At the time, unlike human life insurance, the horse owner had to prove his horse was in good health at the start of every year’s insurance period. If the horse’s health had changed for the worse, the insurance company could refuse to renew. Imagine your reaction if a life insurance company announced they were canceling your insurance right after you were diagnosed with cancer or some other life-threatening condition.
Realizing the injustice in such a practice, KHI created a horse mortality insurance policy with “Guaranteed Renewability.” This feature guarantees that coverage on any horse under age 14 will not be cancelled because the horse suffers from a life-threatening injury or disease. It also ensures that after a horse suffers a life-threatening injury, the premium charged for that horse will not be increased above the standard rate for the horse’s age, use and sex. [1]
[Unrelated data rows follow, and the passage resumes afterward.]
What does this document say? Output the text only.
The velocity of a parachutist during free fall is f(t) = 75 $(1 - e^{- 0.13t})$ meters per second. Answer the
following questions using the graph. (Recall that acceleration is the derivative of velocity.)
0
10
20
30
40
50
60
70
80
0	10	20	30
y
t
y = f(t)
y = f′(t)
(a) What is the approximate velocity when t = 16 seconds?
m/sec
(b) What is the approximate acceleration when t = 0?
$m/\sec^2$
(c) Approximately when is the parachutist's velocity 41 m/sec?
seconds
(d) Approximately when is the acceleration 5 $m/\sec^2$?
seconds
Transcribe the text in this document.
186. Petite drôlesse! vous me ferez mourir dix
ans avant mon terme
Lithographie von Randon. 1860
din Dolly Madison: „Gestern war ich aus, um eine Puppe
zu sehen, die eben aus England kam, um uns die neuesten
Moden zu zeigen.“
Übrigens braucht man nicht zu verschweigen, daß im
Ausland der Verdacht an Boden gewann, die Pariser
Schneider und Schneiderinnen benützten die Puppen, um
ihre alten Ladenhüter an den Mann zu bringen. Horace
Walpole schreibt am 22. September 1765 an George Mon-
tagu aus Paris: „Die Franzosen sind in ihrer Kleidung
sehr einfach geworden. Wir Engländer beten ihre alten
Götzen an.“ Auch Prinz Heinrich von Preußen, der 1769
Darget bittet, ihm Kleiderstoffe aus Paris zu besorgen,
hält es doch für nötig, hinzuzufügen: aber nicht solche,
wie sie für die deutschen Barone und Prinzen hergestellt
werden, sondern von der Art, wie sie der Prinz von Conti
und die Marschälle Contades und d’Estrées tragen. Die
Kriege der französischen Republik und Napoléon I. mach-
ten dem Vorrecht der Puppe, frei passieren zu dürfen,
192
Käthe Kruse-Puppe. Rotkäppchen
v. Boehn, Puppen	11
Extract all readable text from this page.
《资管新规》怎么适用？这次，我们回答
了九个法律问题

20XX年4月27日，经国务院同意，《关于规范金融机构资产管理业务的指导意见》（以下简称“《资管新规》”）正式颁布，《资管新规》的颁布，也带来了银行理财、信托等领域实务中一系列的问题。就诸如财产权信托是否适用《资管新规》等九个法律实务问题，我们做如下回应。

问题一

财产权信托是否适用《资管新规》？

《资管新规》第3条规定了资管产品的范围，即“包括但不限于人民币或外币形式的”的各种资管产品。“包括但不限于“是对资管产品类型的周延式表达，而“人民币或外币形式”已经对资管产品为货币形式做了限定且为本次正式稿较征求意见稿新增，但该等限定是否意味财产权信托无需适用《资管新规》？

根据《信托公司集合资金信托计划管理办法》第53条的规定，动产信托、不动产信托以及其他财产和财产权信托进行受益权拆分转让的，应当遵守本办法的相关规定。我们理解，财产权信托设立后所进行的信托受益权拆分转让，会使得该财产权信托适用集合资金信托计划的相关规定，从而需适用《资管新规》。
KHI saw another injustice in how insurance companies determined the amount of a claim payment under a horse mortality policy. Most policies promised to pay the “actual cash value” of the horse at the time of the injury or disease that caused the death (but never more than the amount of insurance). Thus, even if an owner had been paying premiums for $250,000 of coverage, an insurance company had the right, after the horse died, to contend that the horse was worth less than the amount insured. KHI’s solution was to create an “Agreed Value” policy where the horse owner and the insurance company reach a mutual agreement on the horse’s value before coverage begins.
With “Guaranteed Renewability,” “Agreed Value,” and other substantial changes to typical horse insurance coverage, KHI immediately distinguished itself as a forward thinking company with a serious desire to ensure that horse owners were treated fairly. Combining superior coverage provisions, a relentless dedication to customer service and a detailed understanding of the horse industry, KHI has grown to be one of the most recognized names in Thoroughbred horse insurance.
[1] Guaranteed Renewability is subject to a few obvious conditions (i.e. you must retain ownership of the horse, continue paying premium on the covered horse and if you have multiple horses insured at the time of the life-threatening injury or disease, you must maintain insurance on a majority of those horses at renewal). As always, you should read the entire policy to understand all conditions of coverage.